Sebagai penutup, Bapak Drs. Sapto Adi Nugroho, M.M menyampaikan bahwa pada prinsipnya Dinas terkait setuju diadakan fasilitasi sertifikat Halal pada Resto Halal, Kuliner oleh oleh Semarang, Kuliner di Simpang Lima dan Masjid Agung. Untuk lokasi di Simpang Lima perlu ditentukan Blok yang mana, ditentukan sesuai dengan produk yang ingin disertifikatkan. Lanjut beliau, perlu pendataan terlebih dahulu tentang PIRT dll lewat dinas Perdagangan melalui ketua Paguyuban PKL setempat. Data PKL bisa didapat dari Dinas Perdagangan.
 
Sedangkan Ibu  Dra. Evi Ratnaningrum, APT, M.Kes. merangkumkan bahwa Lokasi pelaksaan fasilitasi sertifikasi halal adalah di Simpang Lima, meminta bantuan Dinas Perdagangan untuk data PKL simpang Lima, Dinas Kesehatan dimohon bantuannya mohon bantuannya memberikan data untuk PKL yang layak sehat dengan syarat domisili dan sebaginya, Dinas Pariwisata mohon bantuan untuk promosi dalam hal Wisata Halal tersebut. Untuk tindak lanjuut mohon bantuan semua Dinas terkait untuk bisa terlaksananya Ikon Kuliner halal di Kota Semarang. Mohon bantuan pendampingan dari Lp2K dan Kadin
 
Tidak hanya bermanfaat bagi produsen saja, sertifikasi halal dari MUI atau lainnya ternyata sangat berguna untuk membangun kepercayaan kepada konsumen.

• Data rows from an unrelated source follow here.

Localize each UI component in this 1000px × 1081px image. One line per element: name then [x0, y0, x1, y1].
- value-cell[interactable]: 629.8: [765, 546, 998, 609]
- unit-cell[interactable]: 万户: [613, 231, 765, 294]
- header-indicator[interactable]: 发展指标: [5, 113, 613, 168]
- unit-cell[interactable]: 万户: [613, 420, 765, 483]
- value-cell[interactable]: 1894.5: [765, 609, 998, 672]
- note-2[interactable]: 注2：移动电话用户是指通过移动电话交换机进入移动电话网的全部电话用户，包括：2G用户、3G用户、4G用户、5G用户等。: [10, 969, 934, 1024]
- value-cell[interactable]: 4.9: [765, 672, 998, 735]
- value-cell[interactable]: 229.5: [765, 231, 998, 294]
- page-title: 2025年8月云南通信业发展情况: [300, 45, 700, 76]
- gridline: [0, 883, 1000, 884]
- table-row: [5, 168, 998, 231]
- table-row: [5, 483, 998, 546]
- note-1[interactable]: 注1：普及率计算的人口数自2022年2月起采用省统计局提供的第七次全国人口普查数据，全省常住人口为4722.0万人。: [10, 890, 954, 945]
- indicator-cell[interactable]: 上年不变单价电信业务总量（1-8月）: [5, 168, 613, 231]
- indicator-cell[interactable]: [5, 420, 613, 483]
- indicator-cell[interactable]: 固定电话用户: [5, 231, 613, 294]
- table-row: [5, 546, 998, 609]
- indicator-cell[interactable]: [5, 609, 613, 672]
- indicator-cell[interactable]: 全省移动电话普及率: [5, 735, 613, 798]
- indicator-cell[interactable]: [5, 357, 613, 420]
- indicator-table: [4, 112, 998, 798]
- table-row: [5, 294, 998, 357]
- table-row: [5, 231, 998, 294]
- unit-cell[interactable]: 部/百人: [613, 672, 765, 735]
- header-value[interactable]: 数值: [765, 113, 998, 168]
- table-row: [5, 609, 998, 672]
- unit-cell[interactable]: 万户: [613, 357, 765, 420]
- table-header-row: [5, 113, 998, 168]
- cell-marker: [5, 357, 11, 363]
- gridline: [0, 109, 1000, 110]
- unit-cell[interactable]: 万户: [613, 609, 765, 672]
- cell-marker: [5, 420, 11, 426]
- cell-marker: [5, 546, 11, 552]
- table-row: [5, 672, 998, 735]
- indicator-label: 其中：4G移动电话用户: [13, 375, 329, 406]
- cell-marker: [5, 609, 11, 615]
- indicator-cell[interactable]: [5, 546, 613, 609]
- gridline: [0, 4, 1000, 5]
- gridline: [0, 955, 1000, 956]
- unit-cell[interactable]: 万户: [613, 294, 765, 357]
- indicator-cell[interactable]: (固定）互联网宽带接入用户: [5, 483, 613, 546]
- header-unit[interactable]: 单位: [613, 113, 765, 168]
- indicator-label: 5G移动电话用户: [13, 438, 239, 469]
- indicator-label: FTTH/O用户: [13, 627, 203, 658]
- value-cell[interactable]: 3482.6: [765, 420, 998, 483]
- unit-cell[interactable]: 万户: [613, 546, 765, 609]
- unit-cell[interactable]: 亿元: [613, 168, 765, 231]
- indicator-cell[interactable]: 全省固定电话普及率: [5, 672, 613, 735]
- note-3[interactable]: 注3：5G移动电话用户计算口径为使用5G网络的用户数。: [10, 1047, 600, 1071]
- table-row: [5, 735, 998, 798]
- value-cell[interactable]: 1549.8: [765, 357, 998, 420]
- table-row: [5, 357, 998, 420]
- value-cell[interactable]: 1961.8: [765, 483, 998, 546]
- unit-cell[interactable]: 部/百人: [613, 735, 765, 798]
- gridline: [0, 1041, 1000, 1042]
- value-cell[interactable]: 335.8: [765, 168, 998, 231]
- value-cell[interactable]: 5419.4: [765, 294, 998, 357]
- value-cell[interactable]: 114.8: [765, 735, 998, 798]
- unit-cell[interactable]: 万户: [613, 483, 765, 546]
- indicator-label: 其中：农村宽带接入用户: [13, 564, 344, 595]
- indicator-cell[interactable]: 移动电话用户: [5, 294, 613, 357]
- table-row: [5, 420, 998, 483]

Jadi mari pastikan produk pangan Kota Semarang telah mengikuti pembuatan sertifikasi ini sampai selesai sehingga memiliki sertifikasi halal resmi dari LPPOM MUI dengan lancar yang pada gilirannya masyarakat Kota Semarang juga sangat diuntungkan dari aspek keamanan pangan maupun aspek bertambahnya wisatawan lokal maupun mancanegara. (***)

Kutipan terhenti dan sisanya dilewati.